Hinds not happy with law enforcement

The content originally appeared on: Trinidad and Tobago Newsday

Fitzgerald Hinds. File photo/Jeff K Mayers

MINISTER of National Security Fitzgerald Hinds expressed reservations over the performance of the protective services in light of a recent spate of group shootings, speaking to reporters at the Red House Rotunda on Monday after the ceremonial opening of Parliament.

Asked his views on the recent performance of acting Commissioner of Police McDonald Jacobs, Hinds replied, “I cannot say I’m ultimately optimally happy with the performance of the TT law enforcement platforms.

“We have much more work to do. We have porous borders. This includes the Customs, Immigration, Defence Force, Coast Guard, our radar system.”

He urged everyone to work harder against crime.

“There are a lot of state agencies populated by individuals that are complicit in this crime problem we are facing, either negligent in their duty or complicit.”

He said public corruption was affecting the crime situation.

Hinds gave insight into the causes of crime, saying illegal guns were mainly sourced in the US and were imported not only by the proverbial Mr Big by also by “the small man.” Somewhat blaming crime on certain corrupt activities in the public sector, he said corruption exists throughout the society including past cabinets and even the media.

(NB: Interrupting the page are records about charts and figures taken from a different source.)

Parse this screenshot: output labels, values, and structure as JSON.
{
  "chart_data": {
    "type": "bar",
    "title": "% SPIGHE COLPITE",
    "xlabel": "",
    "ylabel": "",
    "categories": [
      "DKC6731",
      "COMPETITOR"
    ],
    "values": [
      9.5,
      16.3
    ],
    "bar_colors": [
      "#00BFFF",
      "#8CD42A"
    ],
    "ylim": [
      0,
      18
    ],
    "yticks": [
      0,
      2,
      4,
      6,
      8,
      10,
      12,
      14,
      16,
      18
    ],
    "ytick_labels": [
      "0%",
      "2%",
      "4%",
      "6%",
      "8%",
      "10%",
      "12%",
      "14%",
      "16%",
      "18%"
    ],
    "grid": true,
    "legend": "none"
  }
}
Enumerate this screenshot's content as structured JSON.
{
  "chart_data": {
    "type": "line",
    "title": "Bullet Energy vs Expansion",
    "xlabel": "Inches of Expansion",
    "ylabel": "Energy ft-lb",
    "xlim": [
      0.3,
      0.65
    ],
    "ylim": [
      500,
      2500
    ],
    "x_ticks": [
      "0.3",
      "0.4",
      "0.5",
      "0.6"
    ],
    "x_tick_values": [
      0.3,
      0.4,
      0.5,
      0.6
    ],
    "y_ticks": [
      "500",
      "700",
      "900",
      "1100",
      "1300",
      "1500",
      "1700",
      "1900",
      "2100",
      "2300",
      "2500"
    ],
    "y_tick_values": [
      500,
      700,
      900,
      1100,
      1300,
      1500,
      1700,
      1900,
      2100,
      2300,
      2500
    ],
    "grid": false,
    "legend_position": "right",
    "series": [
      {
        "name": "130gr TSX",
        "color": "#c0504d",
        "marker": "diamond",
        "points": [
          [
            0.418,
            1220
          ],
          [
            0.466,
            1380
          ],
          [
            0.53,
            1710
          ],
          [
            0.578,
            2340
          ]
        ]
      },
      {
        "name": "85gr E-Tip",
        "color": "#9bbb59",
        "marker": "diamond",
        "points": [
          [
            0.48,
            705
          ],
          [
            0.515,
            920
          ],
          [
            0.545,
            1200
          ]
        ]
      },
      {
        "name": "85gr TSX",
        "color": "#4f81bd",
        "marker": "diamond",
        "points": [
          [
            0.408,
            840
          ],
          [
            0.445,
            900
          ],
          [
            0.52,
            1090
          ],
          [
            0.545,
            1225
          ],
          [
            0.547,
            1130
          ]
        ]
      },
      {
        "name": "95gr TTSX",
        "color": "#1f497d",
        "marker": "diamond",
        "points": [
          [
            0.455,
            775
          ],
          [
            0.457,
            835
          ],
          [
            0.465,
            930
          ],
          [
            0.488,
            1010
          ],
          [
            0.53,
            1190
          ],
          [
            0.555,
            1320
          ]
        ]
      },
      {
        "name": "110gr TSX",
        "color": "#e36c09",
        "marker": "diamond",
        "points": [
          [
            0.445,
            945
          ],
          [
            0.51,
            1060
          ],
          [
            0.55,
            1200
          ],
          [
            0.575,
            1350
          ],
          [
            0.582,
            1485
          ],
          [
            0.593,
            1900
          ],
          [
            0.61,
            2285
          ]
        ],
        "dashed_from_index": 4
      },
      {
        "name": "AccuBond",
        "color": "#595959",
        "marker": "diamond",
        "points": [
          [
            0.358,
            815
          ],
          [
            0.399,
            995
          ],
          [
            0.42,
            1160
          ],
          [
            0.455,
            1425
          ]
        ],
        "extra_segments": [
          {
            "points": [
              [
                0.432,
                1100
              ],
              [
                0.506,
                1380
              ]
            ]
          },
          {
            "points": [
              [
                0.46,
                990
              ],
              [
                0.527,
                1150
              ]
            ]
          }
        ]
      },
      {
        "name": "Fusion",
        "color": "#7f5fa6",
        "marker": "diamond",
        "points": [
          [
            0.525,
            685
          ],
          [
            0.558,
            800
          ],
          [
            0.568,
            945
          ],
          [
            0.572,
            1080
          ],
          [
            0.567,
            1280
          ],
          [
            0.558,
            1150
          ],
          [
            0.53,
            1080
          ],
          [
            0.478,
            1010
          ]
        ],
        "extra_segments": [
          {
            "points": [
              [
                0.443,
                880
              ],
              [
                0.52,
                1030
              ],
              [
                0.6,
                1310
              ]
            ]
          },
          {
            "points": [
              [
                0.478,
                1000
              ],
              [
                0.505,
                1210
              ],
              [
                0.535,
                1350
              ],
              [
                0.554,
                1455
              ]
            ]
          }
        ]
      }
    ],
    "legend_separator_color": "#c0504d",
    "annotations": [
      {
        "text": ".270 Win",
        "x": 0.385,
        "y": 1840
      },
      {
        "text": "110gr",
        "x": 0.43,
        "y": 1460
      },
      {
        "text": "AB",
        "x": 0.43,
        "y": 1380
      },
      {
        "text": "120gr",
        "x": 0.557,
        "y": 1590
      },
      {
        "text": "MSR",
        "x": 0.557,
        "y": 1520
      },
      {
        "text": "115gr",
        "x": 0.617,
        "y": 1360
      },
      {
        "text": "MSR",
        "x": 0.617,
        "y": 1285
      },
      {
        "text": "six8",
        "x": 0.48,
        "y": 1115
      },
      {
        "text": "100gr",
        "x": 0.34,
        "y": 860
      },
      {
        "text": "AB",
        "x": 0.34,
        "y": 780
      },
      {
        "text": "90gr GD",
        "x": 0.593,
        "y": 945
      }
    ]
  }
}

Hinds proposed polygraph testing to ensure the moral integrity of key public employees including police officers.

“I have a bill before Parliament and we carried it over into this new Parliament. It has to do with integrity testing of officers of law enforcement. It includes elements of Inland Revenue, Immigration, Customs, Defence Force, Police Service, and certain sectors of the Public Service including the Registrar General’s Department.

“In the Registrar General’s Department if someone corruptly steals a birth certificate it could give rise to the importation of, and the settlement and comfort here, of a terrorist or a terrorist cell that could bring harm to all of us.”

He said the bill would need a special majority but would allow “spontaneous integrity testing” of individuals.

“It is very important because very often people who are involved in law enforcement, driving around in law enforcement vehicles, can become part of the problem. We need to be able to test them.”

He said the Government would continue to seek the Opposition’s support for the bill.

“I have also before us a Private Security Bill which also requires a special majority and we are hoping we’ll get support. That will bring about 50,000 private security officers, like happens in Israel and other countries, into the security platform in a more direct way…”

Hinds declared, “I believe that with more effort and more support from the public we can do a lot better at dealing with this problem in TT.”